What we want to do now is create a summary table whereby we can get the total scoring shot difference, the standard deviation of scoring shot differential and the average scoring shot differential by team within each season. We can do that as follows:
games<-select(games,Season, Team,ss.diff)
afl<-group_by(games,Season,Team)
df1<-summarise(afl,total.ss.diff=sum(ss.diff),std.ss.diff=sd(ss.diff),average.ss.diff=mean(ss.diff))
head(df1)
## # A tibble: 6 x 5
## # Groups: Season [1]
## Season Team total.ss.diff std.ss.diff average.ss.diff
## <dbl> <fct> <dbl> <dbl> <dbl>
## 1 1897 "Carlton " -126 8.47 -9
## 2 1897 "Collingwood " 14 8.20 0.824
## 3 1897 "Essendon " 78 9.02 4.59
## 4 1897 "Fitzroy " 19 10.2 1.36
## 5 1897 "Geelong " 113 10.1 6.65
## 6 1897 "Melbourne " 38 9.68 2.24
glimpse(df1)
## Observations: 1,496
## Variables: 5
## $ Season <dbl> 1897, 1897, 1897, 1897, 1897, 1897, 1897, 1897...

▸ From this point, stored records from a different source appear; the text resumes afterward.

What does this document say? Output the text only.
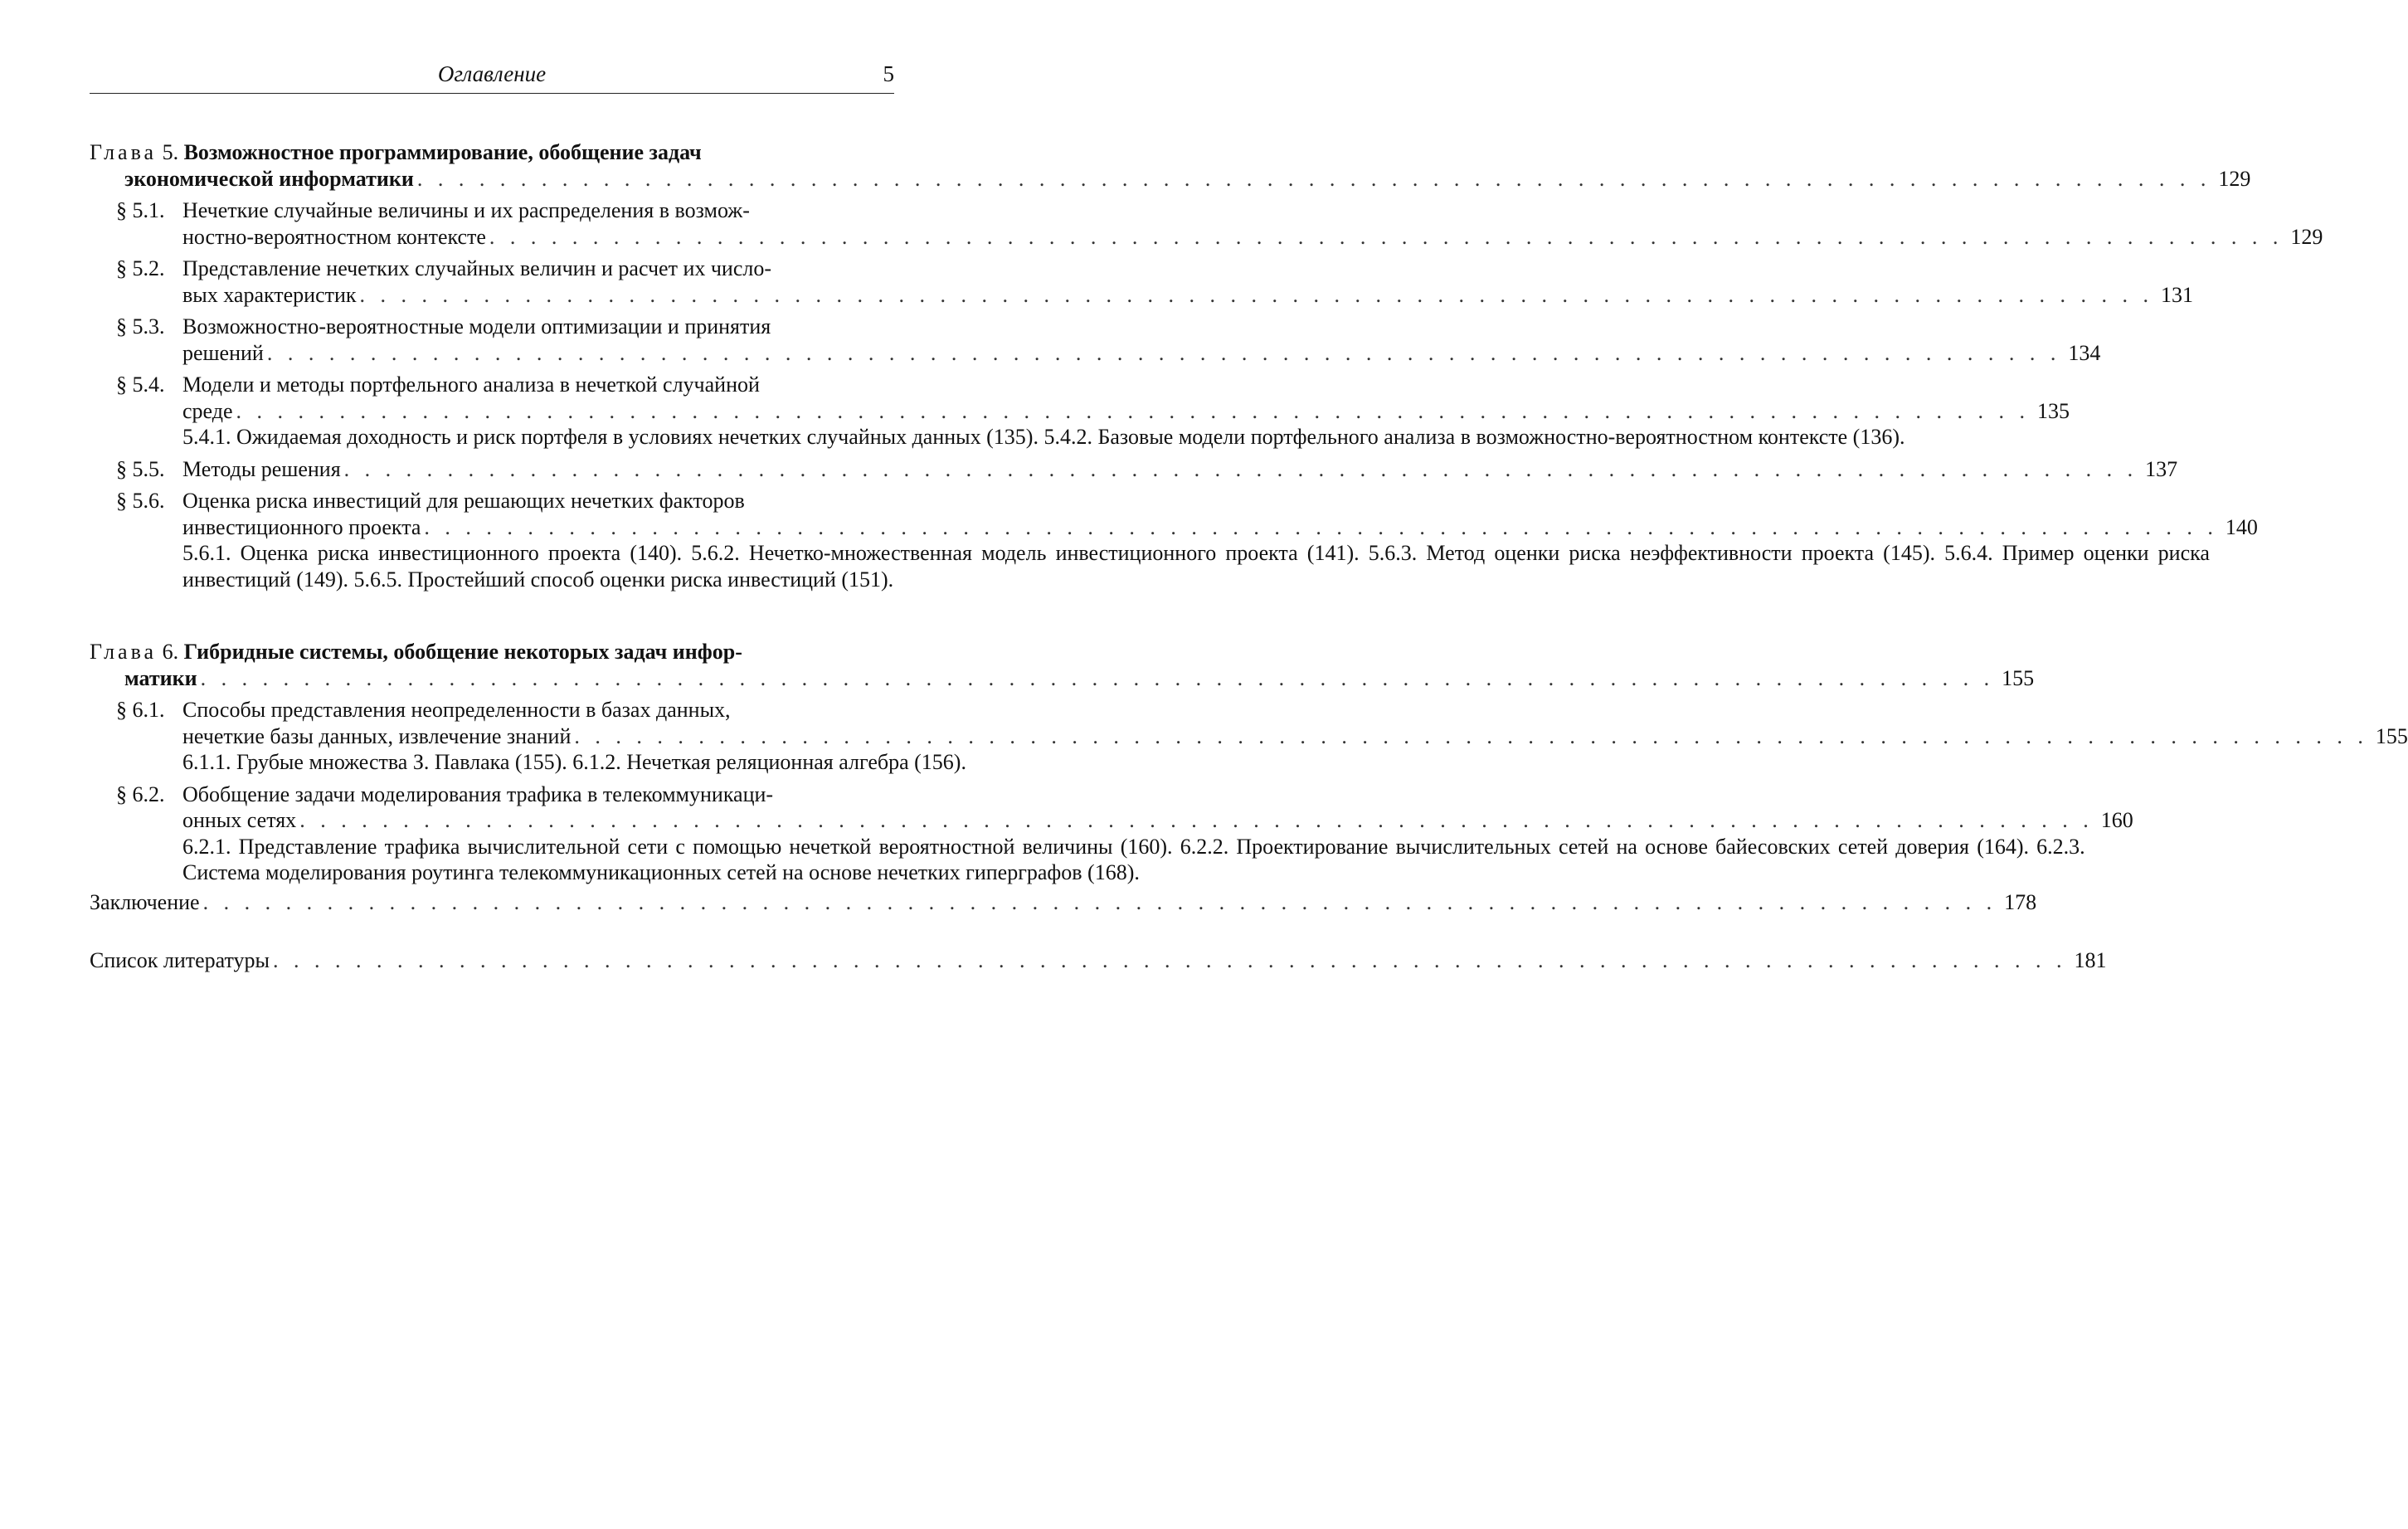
Оглавление	5
Глава
5.
Возможностное программирование, обобщение задач
экономической информатики . . .	129
§ 5.1. Нечеткие случайные величины и их распределения в возмож-
ностно-вероятностном контексте . . .	129
§ 5.2. Представление нечетких случайных величин и расчет их число-
вых характеристик . . .	131
§ 5.3. Возможностно-вероятностные модели оптимизации и принятия
решений . . .	134
§ 5.4. Модели и методы портфельного анализа в нечеткой случайной
среде . . .	135
5.4.1. Ожидаемая доходность и риск портфеля в условиях нечетких случайных данных (135). 5.4.2. Базовые модели портфельного анализа в возможностно-вероятностном контексте (136).
§ 5.5. Методы решения . . .	137
§ 5.6. Оценка риска инвестиций для решающих нечетких факторов
инвестиционного проекта . . .	140
5.6.1. Оценка риска инвестиционного проекта (140). 5.6.2. Нечетко-множественная модель инвестиционного проекта (141). 5.6.3. Метод оценки риска неэффективности проекта (145). 5.6.4. Пример оценки риска инвестиций (149). 5.6.5. Простейший способ оценки риска инвестиций (151).
Глава
6.
Гибридные системы, обобщение некоторых задач инфор-
матики . . .	155
§ 6.1. Способы представления неопределенности в базах данных,
нечеткие базы данных, извлечение знаний . . .	155
6.1.1. Грубые множества З. Павлака (155). 6.1.2. Нечеткая реляционная алгебра (156).
§ 6.2. Обобщение задачи моделирования трафика в телекоммуникаци-
онных сетях . . .	160
6.2.1. Представление трафика вычислительной сети с помощью нечеткой вероятностной величины (160). 6.2.2. Проектирование вычислительных сетей на основе байесовских сетей доверия (164). 6.2.3. Система моделирования роутинга телекоммуникационных сетей на основе нечетких гиперграфов (168).
Заключение . . .	178
Список литературы . . .	181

## $ Team <fct> Carlton , Collingwood , Essend...
## $ total.ss.diff <dbl> -126, 14, 78, 19, 113, 38, 60, -196, -147, 128...

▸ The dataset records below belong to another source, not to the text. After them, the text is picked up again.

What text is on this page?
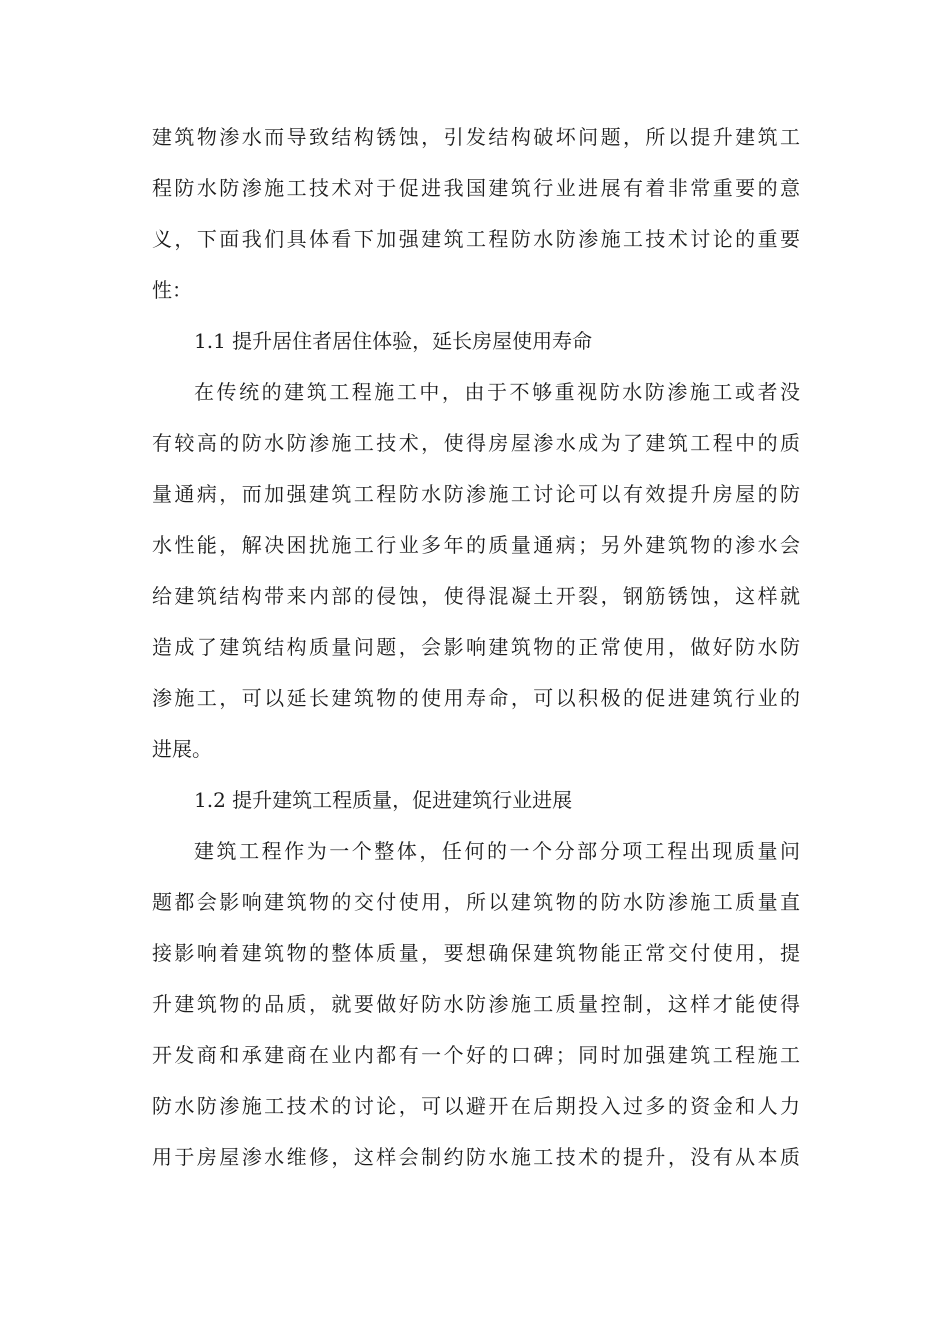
建筑物渗水而导致结构锈蚀，引发结构破坏问题，所以提升建筑工
程防水防渗施工技术对于促进我国建筑行业进展有着非常重要的意
义，下面我们具体看下加强建筑工程防水防渗施工技术讨论的重要
性：
1.1 提升居住者居住体验，延长房屋使用寿命
在传统的建筑工程施工中，由于不够重视防水防渗施工或者没
有较高的防水防渗施工技术，使得房屋渗水成为了建筑工程中的质
量通病，而加强建筑工程防水防渗施工讨论可以有效提升房屋的防
水性能，解决困扰施工行业多年的质量通病；另外建筑物的渗水会
给建筑结构带来内部的侵蚀，使得混凝土开裂，钢筋锈蚀，这样就
造成了建筑结构质量问题，会影响建筑物的正常使用，做好防水防
渗施工，可以延长建筑物的使用寿命，可以积极的促进建筑行业的
进展。
1.2 提升建筑工程质量，促进建筑行业进展
建筑工程作为一个整体，任何的一个分部分项工程出现质量问
题都会影响建筑物的交付使用，所以建筑物的防水防渗施工质量直
接影响着建筑物的整体质量，要想确保建筑物能正常交付使用，提
升建筑物的品质，就要做好防水防渗施工质量控制，这样才能使得
开发商和承建商在业内都有一个好的口碑；同时加强建筑工程施工
防水防渗施工技术的讨论，可以避开在后期投入过多的资金和人力
用于房屋渗水维修，这样会制约防水施工技术的提升，没有从本质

## $ std.ss.diff <dbl> 8.467131, 8.202403, 9.021217, 10.172415, 10.11...
## $ average.ss.diff <dbl> -9.0000000, 0.8235294, 4.5882353, 1.3571429, 6...

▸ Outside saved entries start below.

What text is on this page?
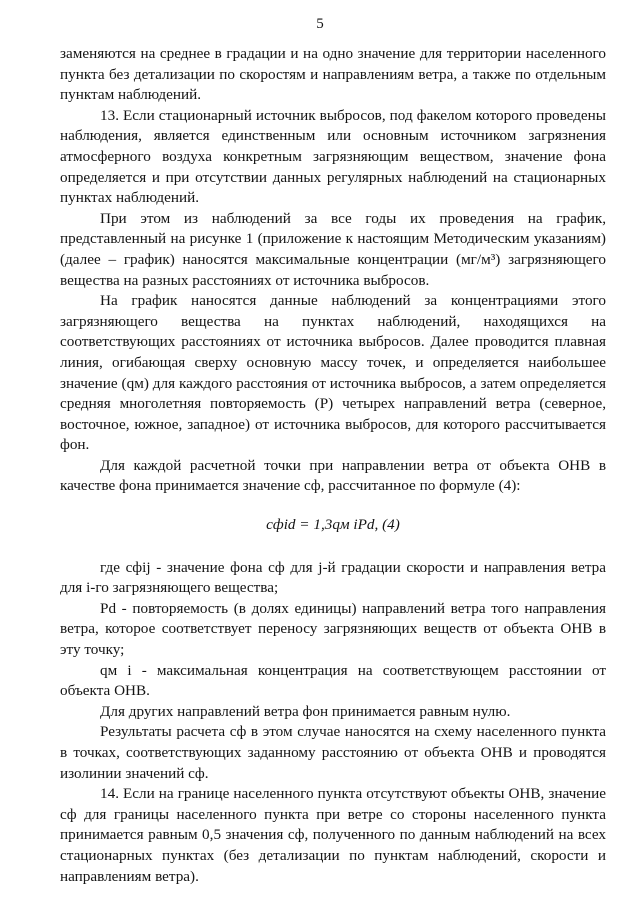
5

заменяются на среднее в градации и на одно значение для территории населенного пункта без детализации по скоростям и направлениям ветра, а также по отдельным пунктам наблюдений.

13. Если стационарный источник выбросов, под факелом которого проведены наблюдения, является единственным или основным источником загрязнения атмосферного воздуха конкретным загрязняющим веществом, значение фона определяется и при отсутствии данных регулярных наблюдений на стационарных пунктах наблюдений.

При этом из наблюдений за все годы их проведения на график, представленный на рисунке 1 (приложение к настоящим Методическим указаниям) (далее – график) наносятся максимальные концентрации (мг/м³) загрязняющего вещества на разных расстояниях от источника выбросов.

На график наносятся данные наблюдений за концентрациями этого загрязняющего вещества на пунктах наблюдений, находящихся на соответствующих расстояниях от источника выбросов. Далее проводится плавная линия, огибающая сверху основную массу точек, и определяется наибольшее значение (qм) для каждого расстояния от источника выбросов, а затем определяется средняя многолетняя повторяемость (P) четырех направлений ветра (северное, восточное, южное, западное) от источника выбросов, для которого рассчитывается фон.

Для каждой расчетной точки при направлении ветра от объекта ОНВ в качестве фона принимается значение cф, рассчитанное по формуле (4):

cфid = 1,3qм iPd, (4)

где cфij - значение фона cф для j-й градации скорости и направления ветра для i-го загрязняющего вещества;

Pd - повторяемость (в долях единицы) направлений ветра того направления ветра, которое соответствует переносу загрязняющих веществ от объекта ОНВ в эту точку;

qм i - максимальная концентрация на соответствующем расстоянии от объекта ОНВ.

Для других направлений ветра фон принимается равным нулю.

Результаты расчета cф в этом случае наносятся на схему населенного пункта в точках, соответствующих заданному расстоянию от объекта ОНВ и проводятся изолинии значений cф.

14. Если на границе населенного пункта отсутствуют объекты ОНВ, значение cф для границы населенного пункта при ветре со стороны населенного пункта принимается равным 0,5 значения cф, полученного по данным наблюдений на всех стационарных пунктах (без детализации по пунктам наблюдений, скорости и направлениям ветра).
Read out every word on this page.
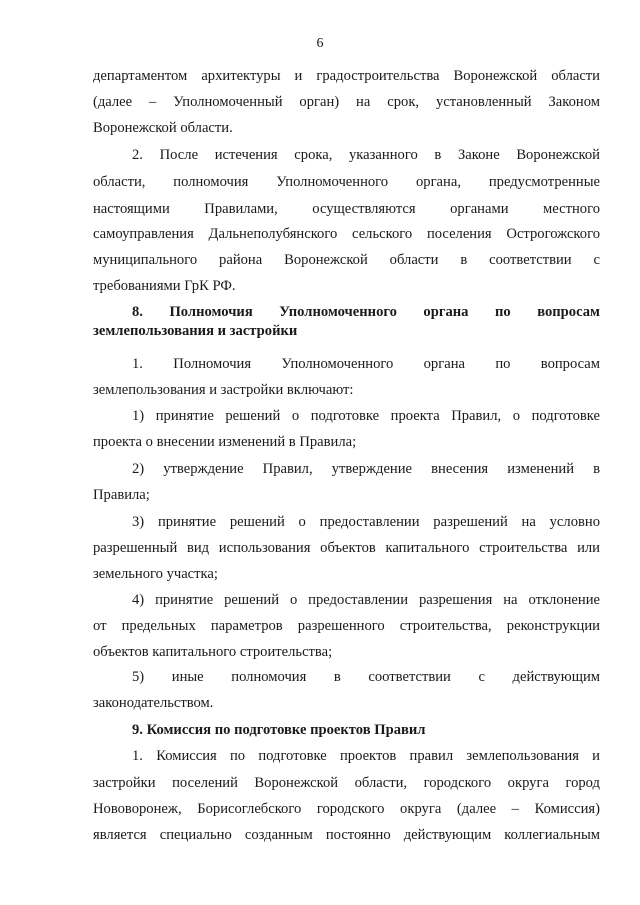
6
департаментом архитектуры и градостроительства Воронежской области
(далее – Уполномоченный орган) на срок, установленный Законом
Воронежской области.
2. После истечения срока, указанного в Законе Воронежской
области, полномочия Уполномоченного органа, предусмотренные
настоящими Правилами, осуществляются органами местного
самоуправления Дальнеполубянского сельского поселения Острогожского
муниципального района Воронежской области в соответствии с
требованиями ГрК РФ.
8. Полномочия Уполномоченного органа по вопросам
землепользования и застройки
1. Полномочия Уполномоченного органа по вопросам
землепользования и застройки включают:
1) принятие решений о подготовке проекта Правил, о подготовке
проекта о внесении изменений в Правила;
2) утверждение Правил, утверждение внесения изменений в
Правила;
3) принятие решений о предоставлении разрешений на условно
разрешенный вид использования объектов капитального строительства или
земельного участка;
4) принятие решений о предоставлении разрешения на отклонение
от предельных параметров разрешенного строительства, реконструкции
объектов капитального строительства;
5) иные полномочия в соответствии с действующим
законодательством.
9. Комиссия по подготовке проектов Правил
1. Комиссия по подготовке проектов правил землепользования и
застройки поселений Воронежской области, городского округа город
Нововоронеж, Борисоглебского городского округа (далее – Комиссия)
является специально созданным постоянно действующим коллегиальным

Now that we have the table we want, lets look at scoring shot differential, but instead of looking at it for all years, lets just look at things this side of 1999.
df1%>%filter(Season>1999)%>%
ggplot(aes(x=Season,y=average.ss.diff))+
geom_point() +geom_hline(yintercept = 5)+
geom_hline(yintercept = -5) +ylab("Average Scoring Shot Differential")
This graph is pretty interesting
From it we can see at first glance
- Only 3 teams have an absolute scoring shot differential average of over 5 this year which is the lowest its been in over 10 years.
- Only 1 team (guess who) get beaten by on average over 5 scoring shots which is the lowest its been this millenium
Of course we shouldn’t just base our conclusions from one graph. Now that you have the data, what would you graph?